By default, a first person narrator tells the story using the pronoun I. Your character (usually the protagonist) is telling the story through his/her own eyes and this is a limited point of view – the teller of the story can report only what he or she can realistically know in concrete terms. Remember, the teller is preoperational!

 

Young children are focussed on the here and now
and even small, simple things are a huge source of wonder!

Finally, CHECK:

 

Even if your character is not a child, but perhaps an animal or monster, are they child-like? Do they think, speak and act in a fashion that a child might empathise with? Are they experiencing moods, emotions, difficulties and problems that are relevant and immediate to a pre-schooler and their world? 

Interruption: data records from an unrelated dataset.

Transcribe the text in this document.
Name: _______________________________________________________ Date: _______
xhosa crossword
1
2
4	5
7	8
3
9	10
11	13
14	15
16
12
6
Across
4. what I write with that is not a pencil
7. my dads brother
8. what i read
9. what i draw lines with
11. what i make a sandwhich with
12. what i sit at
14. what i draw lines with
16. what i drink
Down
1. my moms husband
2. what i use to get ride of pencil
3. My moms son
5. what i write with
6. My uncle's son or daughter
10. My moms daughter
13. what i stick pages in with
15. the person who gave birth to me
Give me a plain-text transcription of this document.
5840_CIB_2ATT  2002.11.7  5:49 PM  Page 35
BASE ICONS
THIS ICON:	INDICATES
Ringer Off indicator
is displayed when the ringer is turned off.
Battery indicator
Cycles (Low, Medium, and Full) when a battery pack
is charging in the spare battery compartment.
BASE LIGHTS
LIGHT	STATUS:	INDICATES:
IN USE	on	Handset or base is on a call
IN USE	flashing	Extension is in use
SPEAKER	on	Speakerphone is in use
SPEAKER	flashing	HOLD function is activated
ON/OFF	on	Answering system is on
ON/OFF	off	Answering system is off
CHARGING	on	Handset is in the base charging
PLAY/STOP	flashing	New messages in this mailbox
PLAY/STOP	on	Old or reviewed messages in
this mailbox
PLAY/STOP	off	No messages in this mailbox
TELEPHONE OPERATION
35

What motivates them? What floats their boat? What worries them? What is their world really LIKE?

Their world, actions and voice need to be authentic to be believable.

Here are some examples where the protagonist is not a child, but shares recognisable characteristics with one:
 

 

From left to right . . .

 

Mr Bear Babysits by Debi Gliori: little bears get up to no good with the babysitter 
Olivia Saves the Circus by Ian Falconer: Olivia is a little pig who tells tall tales about her holiday 
Dr Hoof by Diana Kimpton and Garry Parsons: the doctor is a donkey and the patients are all animals with child-like concerns - e.g. a dog has a splinter, a bunny has hurt his ear 
I Really Want to Eat a Child by Sylviane Donnio and Dorothée De Monfreid: the little crocodile is a fussy eater 
A Baby Sister For Frances by Russell Hoban and Lillian Hoban: Frances the badger is learning how to be a good big sister 
Harry The Dirty Dog by Gene Zion: a dog doesn't want a bath 

For a small child aged around 3-4 years old, the world is small and literal, yet so big and filled with wonder! There are lots and lots of story possibilities, but they need to be child-centred to be believable.



Natascha Biebow is an experienced editor, mentor and coach, who loves working with authors and illustrators at all levels to help them to shape their stories. www.blueelephantstoryshaping.com

She is the author of the award-winning The Crayon Man: The True Story of the Invention of Crayola Crayons


Picture credits: Animals Baking and Badger Baking by kind permission of Lizzie Finlay
Child drawing with heart by axelle b
Photo of child playing with woods by Tatiana Syrikova from Pexels
All other photos from pxfuel



 

1 comment:

  1. After another exhausting rough and tumble with three year old grandson on floor, I pulled my creaky legs up and staggering over to the sofa, said, I'm a little old grandma and should be sitting in my armchair, knitting. Grandson comes over with serious look on face and says, Grandma, where is your knitting? Very literal!! Great article many thanks Natasha.